The majority decides instead to interpret the policy based on “pertinent legislative goals” and “pertinent social policies.” Which means what such phrases normally mean – that the remainder of the opinion will be largely a law-free zone, an “opinion” in the non-legal sense.
As to “pertinent legislative goals,” the majority says there are none. It does point out, though, that under the statutes title polices don’t guarantee anything about title.
So the interpretation is based entirely on the majority’s ideas about “pertinent social policies.” Why? Well, a cynic would suggest that the majority wants to do the same thing the Court of Appeals did, and for the same basic reason, but needs a different excuse. The Court of Appeals ruled that the insurer breached the contract at its inception by failing to disclose the CC&Rs. Since that’s a basic misunderstanding of title insurance – the insurer has no duty to do any such thing – a court that wants to keep the insurer on the hook for that must characterize it as other than a breach of duty.
The insurer, the court tells us, is in a better position to avoid the risk by carrying out more thorough title searches. The majority suggests that banks evaluate their risk only as of the time they make the loan; apparently they’ve never worked with or for banks or their actuaries. In any event, why a bank can’t equally well buy its own title search or an abstract of title (which does guarantee title) is unexplained.
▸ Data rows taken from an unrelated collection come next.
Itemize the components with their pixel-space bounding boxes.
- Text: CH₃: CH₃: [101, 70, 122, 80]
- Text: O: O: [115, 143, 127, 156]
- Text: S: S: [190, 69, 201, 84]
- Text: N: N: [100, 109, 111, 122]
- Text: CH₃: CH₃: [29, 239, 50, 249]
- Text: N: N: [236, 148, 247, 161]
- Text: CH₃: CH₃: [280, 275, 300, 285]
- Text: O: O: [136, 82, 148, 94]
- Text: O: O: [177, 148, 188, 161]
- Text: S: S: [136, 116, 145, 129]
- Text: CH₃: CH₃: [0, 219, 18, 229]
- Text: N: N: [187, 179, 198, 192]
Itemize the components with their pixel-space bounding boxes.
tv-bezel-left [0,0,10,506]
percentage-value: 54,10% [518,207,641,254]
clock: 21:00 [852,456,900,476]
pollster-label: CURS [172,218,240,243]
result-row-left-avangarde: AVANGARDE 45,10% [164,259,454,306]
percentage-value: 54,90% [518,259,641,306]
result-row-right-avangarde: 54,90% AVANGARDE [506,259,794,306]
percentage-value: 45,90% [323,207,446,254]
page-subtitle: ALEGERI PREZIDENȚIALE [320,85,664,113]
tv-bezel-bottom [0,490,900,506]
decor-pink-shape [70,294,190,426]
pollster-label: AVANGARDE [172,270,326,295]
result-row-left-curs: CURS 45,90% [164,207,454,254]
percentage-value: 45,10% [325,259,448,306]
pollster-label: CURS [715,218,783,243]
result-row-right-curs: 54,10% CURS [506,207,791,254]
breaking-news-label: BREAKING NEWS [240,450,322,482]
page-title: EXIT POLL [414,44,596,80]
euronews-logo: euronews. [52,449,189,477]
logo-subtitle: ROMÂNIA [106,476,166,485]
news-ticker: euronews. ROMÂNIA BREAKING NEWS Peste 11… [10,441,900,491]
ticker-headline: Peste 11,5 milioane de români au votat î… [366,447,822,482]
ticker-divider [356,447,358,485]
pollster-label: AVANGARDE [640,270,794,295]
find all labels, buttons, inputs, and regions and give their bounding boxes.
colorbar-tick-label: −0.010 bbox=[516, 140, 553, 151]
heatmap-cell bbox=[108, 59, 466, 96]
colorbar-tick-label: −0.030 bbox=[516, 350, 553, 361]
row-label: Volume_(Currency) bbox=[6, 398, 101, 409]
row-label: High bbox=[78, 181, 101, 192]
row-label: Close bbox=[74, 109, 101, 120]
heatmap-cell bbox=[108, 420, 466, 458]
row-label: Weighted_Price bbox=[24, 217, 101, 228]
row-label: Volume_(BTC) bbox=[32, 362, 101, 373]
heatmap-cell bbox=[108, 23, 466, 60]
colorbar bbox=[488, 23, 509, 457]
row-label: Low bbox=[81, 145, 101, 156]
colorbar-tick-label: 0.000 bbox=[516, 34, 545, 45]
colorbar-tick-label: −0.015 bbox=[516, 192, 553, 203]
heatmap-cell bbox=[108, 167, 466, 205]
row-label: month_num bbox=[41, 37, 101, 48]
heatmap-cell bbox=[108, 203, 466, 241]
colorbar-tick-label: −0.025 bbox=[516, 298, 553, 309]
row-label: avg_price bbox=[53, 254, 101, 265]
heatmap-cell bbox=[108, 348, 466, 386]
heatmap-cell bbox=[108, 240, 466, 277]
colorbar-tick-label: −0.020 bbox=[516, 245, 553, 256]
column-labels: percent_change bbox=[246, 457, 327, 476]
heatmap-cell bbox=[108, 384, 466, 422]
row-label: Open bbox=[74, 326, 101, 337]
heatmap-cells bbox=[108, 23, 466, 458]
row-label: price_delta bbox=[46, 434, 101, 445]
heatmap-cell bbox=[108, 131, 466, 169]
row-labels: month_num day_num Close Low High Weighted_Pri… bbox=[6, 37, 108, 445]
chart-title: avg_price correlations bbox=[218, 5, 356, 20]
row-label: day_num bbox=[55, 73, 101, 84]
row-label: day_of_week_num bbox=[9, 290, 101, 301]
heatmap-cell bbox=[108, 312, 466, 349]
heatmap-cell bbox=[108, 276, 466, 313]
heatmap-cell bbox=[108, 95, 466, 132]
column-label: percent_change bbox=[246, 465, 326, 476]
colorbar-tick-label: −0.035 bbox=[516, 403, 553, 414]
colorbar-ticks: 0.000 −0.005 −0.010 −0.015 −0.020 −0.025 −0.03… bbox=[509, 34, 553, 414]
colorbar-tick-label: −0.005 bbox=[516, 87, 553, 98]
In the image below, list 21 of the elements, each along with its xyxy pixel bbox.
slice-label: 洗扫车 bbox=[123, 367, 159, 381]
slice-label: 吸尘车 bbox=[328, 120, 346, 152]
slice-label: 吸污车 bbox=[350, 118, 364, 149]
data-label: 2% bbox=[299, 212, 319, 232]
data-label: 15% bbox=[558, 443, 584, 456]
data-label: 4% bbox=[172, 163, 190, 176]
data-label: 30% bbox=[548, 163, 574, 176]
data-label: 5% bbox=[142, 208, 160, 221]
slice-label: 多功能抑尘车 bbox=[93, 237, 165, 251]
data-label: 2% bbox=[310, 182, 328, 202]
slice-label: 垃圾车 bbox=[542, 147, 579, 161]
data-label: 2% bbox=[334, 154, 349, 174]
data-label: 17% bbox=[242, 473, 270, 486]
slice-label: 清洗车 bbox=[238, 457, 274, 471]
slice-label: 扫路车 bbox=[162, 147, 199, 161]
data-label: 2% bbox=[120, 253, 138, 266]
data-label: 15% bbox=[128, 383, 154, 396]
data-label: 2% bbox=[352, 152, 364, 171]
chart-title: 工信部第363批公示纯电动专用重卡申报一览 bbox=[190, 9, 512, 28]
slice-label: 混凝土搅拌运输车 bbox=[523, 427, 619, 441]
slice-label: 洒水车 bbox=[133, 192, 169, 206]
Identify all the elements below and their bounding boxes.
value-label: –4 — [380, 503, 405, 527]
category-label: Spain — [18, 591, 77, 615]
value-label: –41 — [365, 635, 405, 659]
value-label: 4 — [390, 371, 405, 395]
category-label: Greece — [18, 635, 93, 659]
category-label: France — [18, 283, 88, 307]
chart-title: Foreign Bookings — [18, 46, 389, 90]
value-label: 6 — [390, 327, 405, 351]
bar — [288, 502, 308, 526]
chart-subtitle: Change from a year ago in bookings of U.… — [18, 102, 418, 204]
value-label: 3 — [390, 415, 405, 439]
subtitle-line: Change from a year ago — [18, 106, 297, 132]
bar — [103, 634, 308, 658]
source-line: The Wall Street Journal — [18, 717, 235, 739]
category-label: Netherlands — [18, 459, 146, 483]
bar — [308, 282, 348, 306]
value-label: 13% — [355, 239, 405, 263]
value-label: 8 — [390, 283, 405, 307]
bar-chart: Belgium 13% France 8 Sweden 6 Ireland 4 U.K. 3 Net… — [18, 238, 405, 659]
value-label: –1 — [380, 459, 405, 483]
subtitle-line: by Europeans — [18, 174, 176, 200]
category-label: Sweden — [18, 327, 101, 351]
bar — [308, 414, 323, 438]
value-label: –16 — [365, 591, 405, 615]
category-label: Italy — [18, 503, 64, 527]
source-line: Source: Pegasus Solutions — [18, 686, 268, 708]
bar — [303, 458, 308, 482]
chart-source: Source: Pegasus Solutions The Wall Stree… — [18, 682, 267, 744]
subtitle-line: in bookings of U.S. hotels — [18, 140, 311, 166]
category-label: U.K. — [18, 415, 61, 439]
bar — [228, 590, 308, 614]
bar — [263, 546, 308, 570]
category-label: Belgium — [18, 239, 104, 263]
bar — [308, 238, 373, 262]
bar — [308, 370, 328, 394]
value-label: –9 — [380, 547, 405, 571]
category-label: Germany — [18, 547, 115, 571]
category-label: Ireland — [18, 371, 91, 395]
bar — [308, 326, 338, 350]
The “better position” idea might make sense with an owner’s policy (bought by the property owner) rather than a lender’s – but then the court would have to explain why the same contract means different things depending on who buys it.
Because the policy premium is based on the amount originally insured, figuring damages as of the date of foreclosure would allow the insurer to “profit from a depreciating market.” Unfortunately, the majority does not explain how much profit can be had before it changes the meaning of a contract nor how adventitious subsequent events change meanings established, as a matter of law, before their occurrence. But remember: the whole point is that this is “social policy,” not law.
The majority says that using the foreclosure date would “unfairly allow the title company to avoid the insured’s actual . . . damages.” Courts should take “a case-by-case approach to value the insured’s loss“ so that it can determine “the insured’s actual loss under the particular circumstances.” That makes sense in tort law; in contract law its called “social policy.”
But in a few places the majority gives the game away. “In determining damages caused by First American’s incomplete title search . . . social policy does not preclude [measuring the loss as of] the date the policies were issued.” “Damages” in the law are things caused by breaches of duty. The court also repeatedly speaks of “undisclosed” title defects, which clearly suggests that the title company had a duty not only to disclose them but to discover them in the first place. In other words, just as in the Court of Appeals, the title company is to be held responsible for not finding the CC&Rs. That’s not its duty – but its “social policy.”
For reasons unclear the record did not establish that the default and foreclosure resulted from the CC&Rs so the majority remands for further proceedings on that.
The dissent reflects a more traditional – that cynic mentioned above might say more coherent – view of title insurance. That seems to be its main purpose: to explain the duties of a title insurer. It points out that the majority is clearly blaming the insurer for not doing something it had no obligation to do. The majority’s lengthy response to the dissent is shrill, defensive, and at times rather unseemly; and it ends up underscoring the dissent’s points.
The majority indicates that title companies can change their contracts to avoid this result. That’s what they’ll need to do now that the measure of damages under their contracts is “social policy.”